China Life Insurance Co, the country's biggest insurer by market value, plans to boost its overseas investments to 15% of total assets in coming years from about 2% now, its vice-president said on Friday.
The company, which on Thursday posted a 67% drop in its first-half net profit due to lower investment income amid weak stock markets, currently invests US$7.6 billion in overseas assets.
The insurer's first-half total investment income dropped 49% to 50.8 billion yuan, according to Thursday's filing.
The main areas of its overseas investments will be property, logistics, hotels and retail, Zhao Lijun told a briefing.

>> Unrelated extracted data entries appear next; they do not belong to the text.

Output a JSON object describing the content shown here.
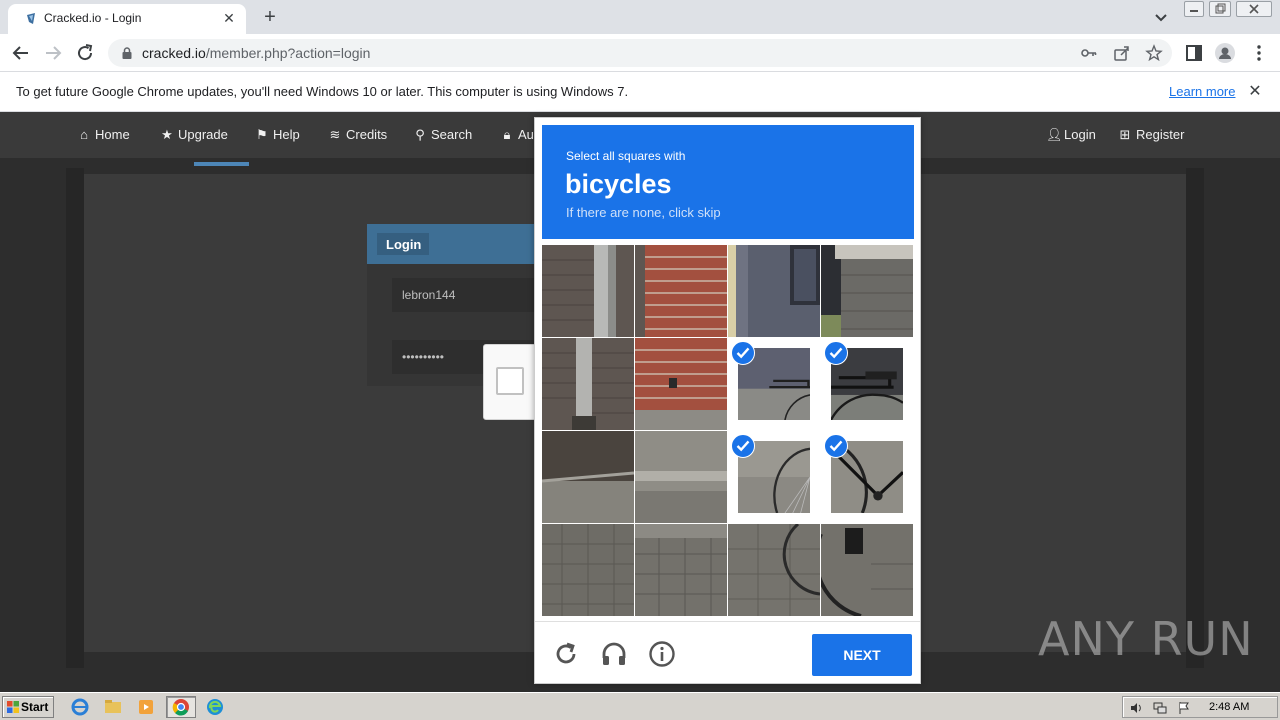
{
  "browser": {
    "tab_title": "Cracked.io - Login",
    "url_host": "cracked.io",
    "url_path": "/member.php?action=login"
  },
  "infobar": {
    "message": "To get future Google Chrome updates, you'll need Windows 10 or later. This computer is using Windows 7.",
    "learn_more": "Learn more"
  },
  "site": {
    "nav": {
      "home": "Home",
      "upgrade": "Upgrade",
      "help": "Help",
      "credits": "Credits",
      "search": "Search",
      "auth": "Au",
      "login": "Login",
      "register": "Register"
    },
    "login_panel": {
      "title": "Login",
      "username_value": "lebron144",
      "password_value": "••••••••••"
    }
  },
  "captcha": {
    "instruction": "Select all squares with",
    "target": "bicycles",
    "hint": "If there are none, click skip",
    "next_label": "NEXT",
    "selected_tiles": [
      6,
      7,
      10,
      11
    ],
    "accent": "#1a73e8"
  },
  "watermark": {
    "text": "ANY RUN"
  },
  "taskbar": {
    "start_label": "Start",
    "clock": "2:48 AM"
  }
}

The insurer also plans to team up with large international private equity firms for making investments, the China Life executive said, without disclosing the names of potential private equity partners or the areas of investments.
China Life has been working with about seven US private equity firms, said a company executive, who declined to be named as she was not authorised to speak to the media, adding that the United States and Europe will be the key markets for its overseas investments.
Chinese life insurers are looking to bolster their overseas investments, as softer interest rates and a fall in the equity markets in the world's second-largest economy have hurt their earnings.
Ping An Insurance Group Co of China, the second-largest insurer, is also aiming for a possible five-fold increase in overseas investments, its group chief financial officer told last week.
China Life and Ping An's overseas ambitions mirror those of others, including Anbang Insurance Group and Fosun International, which are spending billions on overseas acquisitions in a bid to reduce their dependence on the slowing domestic economy.